Hacker News new | ask | show | jobs
by MisterKent 6 hours ago
Apple is actually interesting. They are one of the few companies with a chip / PC play with real power AND basically no play I'm the hyperscalar market.

That means they're actually incentivized at least short term, to benefit PCs becoming strong enough to do local LLMs. Which makes this play make even more sense. Though, I've been saying for a while that the local AI inflectiom point is the death knell for these frontier labs.

7 comments

> Though, I've been saying for a while that the local AI inflectiom point is the death knell for these frontier labs.

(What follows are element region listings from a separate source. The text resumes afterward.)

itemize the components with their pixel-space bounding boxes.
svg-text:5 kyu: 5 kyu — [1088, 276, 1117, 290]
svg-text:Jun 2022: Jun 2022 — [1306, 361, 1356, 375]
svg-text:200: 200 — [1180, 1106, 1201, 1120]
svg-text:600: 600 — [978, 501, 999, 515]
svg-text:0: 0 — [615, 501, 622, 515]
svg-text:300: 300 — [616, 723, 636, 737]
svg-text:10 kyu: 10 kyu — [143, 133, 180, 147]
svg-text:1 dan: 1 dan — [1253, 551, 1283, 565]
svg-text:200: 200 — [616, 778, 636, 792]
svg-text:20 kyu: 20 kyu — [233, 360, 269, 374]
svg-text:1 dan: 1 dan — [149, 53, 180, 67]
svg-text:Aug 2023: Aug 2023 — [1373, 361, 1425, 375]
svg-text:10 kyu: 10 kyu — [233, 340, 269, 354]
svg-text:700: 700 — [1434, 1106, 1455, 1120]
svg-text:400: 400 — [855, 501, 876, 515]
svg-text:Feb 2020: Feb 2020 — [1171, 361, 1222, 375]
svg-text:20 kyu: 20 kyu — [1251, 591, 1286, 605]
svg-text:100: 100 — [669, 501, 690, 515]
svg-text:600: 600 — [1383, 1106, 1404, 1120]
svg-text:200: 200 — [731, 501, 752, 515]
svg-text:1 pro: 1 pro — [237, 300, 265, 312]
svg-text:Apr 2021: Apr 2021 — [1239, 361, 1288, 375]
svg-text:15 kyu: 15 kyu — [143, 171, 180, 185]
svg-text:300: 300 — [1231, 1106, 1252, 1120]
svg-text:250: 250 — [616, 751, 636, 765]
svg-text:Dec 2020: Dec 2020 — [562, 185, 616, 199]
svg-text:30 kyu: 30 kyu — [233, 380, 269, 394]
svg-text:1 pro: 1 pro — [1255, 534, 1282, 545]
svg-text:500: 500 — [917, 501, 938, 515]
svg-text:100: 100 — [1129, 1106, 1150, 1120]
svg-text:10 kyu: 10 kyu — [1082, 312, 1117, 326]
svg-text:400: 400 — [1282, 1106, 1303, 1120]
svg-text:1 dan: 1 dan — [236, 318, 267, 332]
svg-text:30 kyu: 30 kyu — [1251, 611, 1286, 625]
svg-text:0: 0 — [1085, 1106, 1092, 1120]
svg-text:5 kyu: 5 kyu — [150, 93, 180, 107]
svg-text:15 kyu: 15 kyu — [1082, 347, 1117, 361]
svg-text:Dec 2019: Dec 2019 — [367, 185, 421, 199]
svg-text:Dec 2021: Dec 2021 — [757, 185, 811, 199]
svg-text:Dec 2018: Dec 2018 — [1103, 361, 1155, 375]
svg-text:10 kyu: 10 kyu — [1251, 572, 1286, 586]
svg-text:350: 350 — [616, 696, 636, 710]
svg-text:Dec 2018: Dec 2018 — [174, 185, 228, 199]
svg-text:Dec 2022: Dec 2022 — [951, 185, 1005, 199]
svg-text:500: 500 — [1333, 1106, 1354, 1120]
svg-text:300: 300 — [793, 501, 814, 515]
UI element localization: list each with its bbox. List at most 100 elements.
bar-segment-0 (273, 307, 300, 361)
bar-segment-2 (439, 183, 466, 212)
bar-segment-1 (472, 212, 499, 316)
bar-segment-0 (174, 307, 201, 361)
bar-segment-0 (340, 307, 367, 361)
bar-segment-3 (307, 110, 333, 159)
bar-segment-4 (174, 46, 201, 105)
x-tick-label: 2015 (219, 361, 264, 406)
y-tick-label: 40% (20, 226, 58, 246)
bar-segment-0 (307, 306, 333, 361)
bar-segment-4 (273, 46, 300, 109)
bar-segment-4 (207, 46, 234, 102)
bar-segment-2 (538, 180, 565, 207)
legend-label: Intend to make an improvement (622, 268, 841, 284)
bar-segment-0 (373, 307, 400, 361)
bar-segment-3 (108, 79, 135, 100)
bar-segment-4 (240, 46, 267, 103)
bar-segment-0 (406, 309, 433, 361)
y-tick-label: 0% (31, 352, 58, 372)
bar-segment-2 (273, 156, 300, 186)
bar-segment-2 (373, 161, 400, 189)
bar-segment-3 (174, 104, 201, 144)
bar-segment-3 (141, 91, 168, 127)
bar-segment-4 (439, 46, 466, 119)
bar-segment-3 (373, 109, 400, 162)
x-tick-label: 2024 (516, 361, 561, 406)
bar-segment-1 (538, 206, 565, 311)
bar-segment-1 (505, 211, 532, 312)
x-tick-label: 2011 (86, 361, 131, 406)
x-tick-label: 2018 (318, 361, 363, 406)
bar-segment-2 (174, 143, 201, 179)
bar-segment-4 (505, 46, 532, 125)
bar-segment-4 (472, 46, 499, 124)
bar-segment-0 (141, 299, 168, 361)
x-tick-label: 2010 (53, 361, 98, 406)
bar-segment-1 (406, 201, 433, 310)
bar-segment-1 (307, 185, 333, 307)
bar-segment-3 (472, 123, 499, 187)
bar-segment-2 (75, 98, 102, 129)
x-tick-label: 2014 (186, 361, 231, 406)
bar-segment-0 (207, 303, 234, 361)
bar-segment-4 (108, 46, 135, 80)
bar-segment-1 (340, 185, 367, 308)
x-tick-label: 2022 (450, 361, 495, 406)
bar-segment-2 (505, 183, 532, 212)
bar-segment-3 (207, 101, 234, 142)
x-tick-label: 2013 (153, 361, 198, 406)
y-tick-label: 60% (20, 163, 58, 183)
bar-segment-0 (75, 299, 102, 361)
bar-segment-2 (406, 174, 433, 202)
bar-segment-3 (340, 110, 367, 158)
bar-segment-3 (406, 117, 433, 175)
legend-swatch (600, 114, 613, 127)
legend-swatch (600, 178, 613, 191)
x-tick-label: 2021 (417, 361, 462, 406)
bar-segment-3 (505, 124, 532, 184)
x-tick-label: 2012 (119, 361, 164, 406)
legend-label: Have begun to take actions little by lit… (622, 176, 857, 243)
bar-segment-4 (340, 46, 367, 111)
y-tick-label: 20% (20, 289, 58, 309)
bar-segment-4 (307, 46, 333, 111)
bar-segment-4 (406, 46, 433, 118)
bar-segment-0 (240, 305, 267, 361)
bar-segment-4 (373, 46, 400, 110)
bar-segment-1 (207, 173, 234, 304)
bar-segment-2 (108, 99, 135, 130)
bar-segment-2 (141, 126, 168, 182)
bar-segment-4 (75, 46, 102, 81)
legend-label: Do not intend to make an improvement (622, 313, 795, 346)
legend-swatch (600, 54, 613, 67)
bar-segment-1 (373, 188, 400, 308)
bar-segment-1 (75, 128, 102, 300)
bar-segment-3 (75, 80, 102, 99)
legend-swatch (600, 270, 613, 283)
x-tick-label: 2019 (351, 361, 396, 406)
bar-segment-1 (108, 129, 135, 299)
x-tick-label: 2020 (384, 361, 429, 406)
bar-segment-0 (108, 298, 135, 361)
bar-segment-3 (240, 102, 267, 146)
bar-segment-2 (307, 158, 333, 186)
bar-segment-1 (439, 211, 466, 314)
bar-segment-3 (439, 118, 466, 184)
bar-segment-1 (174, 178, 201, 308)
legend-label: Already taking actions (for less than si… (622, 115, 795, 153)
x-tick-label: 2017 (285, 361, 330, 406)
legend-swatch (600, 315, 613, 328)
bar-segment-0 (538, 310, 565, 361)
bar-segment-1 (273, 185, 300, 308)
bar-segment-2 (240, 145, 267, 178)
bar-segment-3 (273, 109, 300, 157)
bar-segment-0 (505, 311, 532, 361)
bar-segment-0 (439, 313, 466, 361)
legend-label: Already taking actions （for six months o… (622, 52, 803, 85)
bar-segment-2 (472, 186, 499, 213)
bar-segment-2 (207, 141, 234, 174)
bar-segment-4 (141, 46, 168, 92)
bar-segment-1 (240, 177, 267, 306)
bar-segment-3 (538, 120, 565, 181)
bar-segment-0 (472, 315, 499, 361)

"Death knell" is a touch hyperbolic. Hardware that can only run quantized models that take up GBs in VRAM falls short of even an A100 (by almost an order of magnitude[0]), which in turn falls short of what an 8xH100 cluster can do (also by another order of magnitude[0]).

I'm an avid believer in local LLMs, but I cannot deceive myself - data center accelerators will win on power dissipation numbers alone[1], even when giving generous allowances for higher efficiency on Apple chips - and assuming the Apple-efficiency advantage persists on the same TSMC process node.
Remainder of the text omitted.